2.7.18

Paranos et poètes

Sergueï Tchoudakov, avant son exclusion de l'université, vers 1956.

En 1973, le poète-voyou Sergueï Tchoudakov organisa l’une de ses disparitions, ou fut-il bouclé pour un de ses séjours intermittents à l’asile de dingues ?
Il était très fier d’avoir réussi à persuader tout le monde qu’il était mort, et inspiré Brodski qui vivait déjà aux USA pour la nécrologie qui suit, d’un genre baroque, pour ne pas dire rococo.

(Notice de Brodski et poèmes de Tchoudakov, traduits par TM)
SUR LA MORT D’UN AMI
Je te laisserai dans l’anonymat — un nom, ça ne marcherait pas pour t’atteindre sous la pierre tombale — comme toujours dans ces cas-là : parce qu’il s’efface de la tombe, et parce que je suis au-dessus, et que cette pierre est hors de portée, extraordinairement trop loin pour que tu puisses distinguer ma voix — dans l’argot de la couche d’ozone au pays des têtes blanches où, au toucher et à l’oreille, tu t’es griffé ton pôle dans le cosmos détrempé des roitelets venimeux et des grues stridentes ; l’anonymat pour toi, fils de la veuve conductrice ou bien du Saint Esprit, ou bien des nuages de poussière des arrière-cours, pour toi l’auteur de la meilleure des odes à Pouchkine dans la dentelle aux jambes de Gontchareva, pour toi porteur de mots, menteur, avaleur de petites larmes, adorateur d’Ingres, des crépitements de tramway, asphodèle, serpent aux dents blanches dans des colonnades de feutre des bottes de gendarmes, cœur solitaire et corps d’innombrables lits — puisses-tu reposer dans un linceul d’Orenburg, dans notre terre de tempêtes, toi le passeur de fumée des cheminées du cru, toi connaisseur de la vie comme l’abeille dans une fleur chaude, et gelé à mort dans une porte cochère de la Troisième Rome. Peut-être s’agit-il du meilleur portail vers le Néant. Homme de pierre, tu dirais qu’on n’a besoin de rien de mieux, vers le fond de la rivière sombre dans ton manteau déteint, dont seuls les boutons te sauvaient de l’effondrement. Méticuleux, Charon cherche le drachme dans ta bouche, méticuleux quelqu’un souffle dans son fifre interminablement à la surface. Je t’envoie une courbette d’adieu anonyme de rives inconnues. Ce qui, pour toi, n’a aucune importance.
Iossif Brodski, Prix Nobel de poésie 1987.
(Ci-dessous, le procès de Brodski en 1964)
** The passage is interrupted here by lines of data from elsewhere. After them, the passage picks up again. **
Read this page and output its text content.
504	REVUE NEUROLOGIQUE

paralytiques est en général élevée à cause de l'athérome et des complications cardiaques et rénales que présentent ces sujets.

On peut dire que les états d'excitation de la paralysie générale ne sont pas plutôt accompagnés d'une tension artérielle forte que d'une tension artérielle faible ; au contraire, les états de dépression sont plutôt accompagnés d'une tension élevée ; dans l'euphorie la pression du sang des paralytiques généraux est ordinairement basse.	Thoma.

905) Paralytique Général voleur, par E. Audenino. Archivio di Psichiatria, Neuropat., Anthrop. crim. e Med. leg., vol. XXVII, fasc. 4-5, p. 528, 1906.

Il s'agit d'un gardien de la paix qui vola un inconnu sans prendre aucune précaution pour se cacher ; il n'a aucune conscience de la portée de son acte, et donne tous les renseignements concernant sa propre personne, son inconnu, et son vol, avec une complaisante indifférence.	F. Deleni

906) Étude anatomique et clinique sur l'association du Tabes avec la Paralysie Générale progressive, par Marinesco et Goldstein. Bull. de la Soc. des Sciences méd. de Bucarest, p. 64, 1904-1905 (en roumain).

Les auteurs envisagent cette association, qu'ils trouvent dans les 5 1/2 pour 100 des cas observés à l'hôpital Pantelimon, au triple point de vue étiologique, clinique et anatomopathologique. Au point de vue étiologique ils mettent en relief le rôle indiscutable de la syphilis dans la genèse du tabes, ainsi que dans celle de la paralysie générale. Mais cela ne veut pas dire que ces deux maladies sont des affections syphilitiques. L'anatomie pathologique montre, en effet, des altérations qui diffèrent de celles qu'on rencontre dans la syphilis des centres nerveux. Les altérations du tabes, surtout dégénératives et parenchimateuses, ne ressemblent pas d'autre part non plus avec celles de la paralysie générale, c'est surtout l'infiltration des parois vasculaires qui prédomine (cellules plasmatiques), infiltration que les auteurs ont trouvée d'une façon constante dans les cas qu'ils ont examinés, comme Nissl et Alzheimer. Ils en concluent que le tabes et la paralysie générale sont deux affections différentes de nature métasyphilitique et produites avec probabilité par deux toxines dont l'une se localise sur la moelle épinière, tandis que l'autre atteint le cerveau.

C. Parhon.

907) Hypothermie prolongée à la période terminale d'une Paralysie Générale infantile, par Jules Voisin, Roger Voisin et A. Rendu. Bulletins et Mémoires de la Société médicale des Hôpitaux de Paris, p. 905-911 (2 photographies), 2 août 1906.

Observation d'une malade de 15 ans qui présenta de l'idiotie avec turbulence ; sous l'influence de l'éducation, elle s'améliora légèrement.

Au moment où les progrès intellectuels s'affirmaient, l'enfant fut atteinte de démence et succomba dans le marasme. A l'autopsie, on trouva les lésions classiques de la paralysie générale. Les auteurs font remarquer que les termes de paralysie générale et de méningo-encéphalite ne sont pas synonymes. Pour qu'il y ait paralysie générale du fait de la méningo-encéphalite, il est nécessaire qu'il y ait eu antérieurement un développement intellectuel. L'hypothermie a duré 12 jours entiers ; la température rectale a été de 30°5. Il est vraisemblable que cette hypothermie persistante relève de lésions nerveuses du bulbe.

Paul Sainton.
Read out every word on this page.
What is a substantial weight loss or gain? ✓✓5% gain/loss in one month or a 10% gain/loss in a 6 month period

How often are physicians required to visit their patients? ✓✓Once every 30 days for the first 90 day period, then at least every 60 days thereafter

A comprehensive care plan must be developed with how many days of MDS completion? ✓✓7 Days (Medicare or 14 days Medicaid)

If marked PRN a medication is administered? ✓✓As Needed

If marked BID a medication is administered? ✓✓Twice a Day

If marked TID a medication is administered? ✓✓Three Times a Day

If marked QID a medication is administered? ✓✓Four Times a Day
Dans son lourd sommeil, souffle rauque du taulard
Ébranlant le baraquement, grouillent les cafards
Qui est passé en taule, s’abstiendra d’écrire des vers
Il écrira de la prose ou ses mémoires sur l’ornière

Pharmacie, hôpital, ici c’est la fête
De l’homme, le chien n’est pas le meilleur ami
Ici le banquet des Dieux, c’est quasiment la diète
Et comme neige en début d’été, les cheveux gris.
Sergueï Tchoudakov

В тяжелом сне так хрипло узник дышит
Ползут клопы раскачивая нары
Кто был в тюрьме о ней стихов не пишет
А пишет прозу или мемуары

Как праздник здесь больница и аптека
Собака здесь не друг для человека
Здесь пиршество богов почти диета
И седина как снег в начале лета

Сергей Чудаков


Жизнь щекочущая скука 
В Камасутре я прочел 
расщепление бамбука 
насаждение на кол 

La vie est une ennuyeuse démangeaison
J’ai lu dans le Kamasoutra
Du bambou la fission
Qu’en épieu on planta

и других событий гамму 
я представил как умел 
поклонение лингаму 
море страсти кучи тел 

Et d’autres évènements, la gamme
Comme je pouvais, je me suis représenté
L’adoration du lingame[1]
La marée passionnelle des corps entassés

Но для нас такой излишек 
чересчур, наверняка 
двух стареющих мартышек 
в клетке для молодняка 

Mais pour nous, un tel excès
Est certainement trop important
Deux singes vieillissants
Dans la cage des cadets

Вот зачем в часы заката 
уходя в ночную тьму 
слово аупаришата 
не шепчу я никому

Voilà pourquoi au jour tombé
Dans la nocturne obscurité
Le mot Ouparishada
Je ne chuchote à qui que ce soit
Sergueï Tchoudakov.



[1] Symbole phallique divin des religions hindouistes.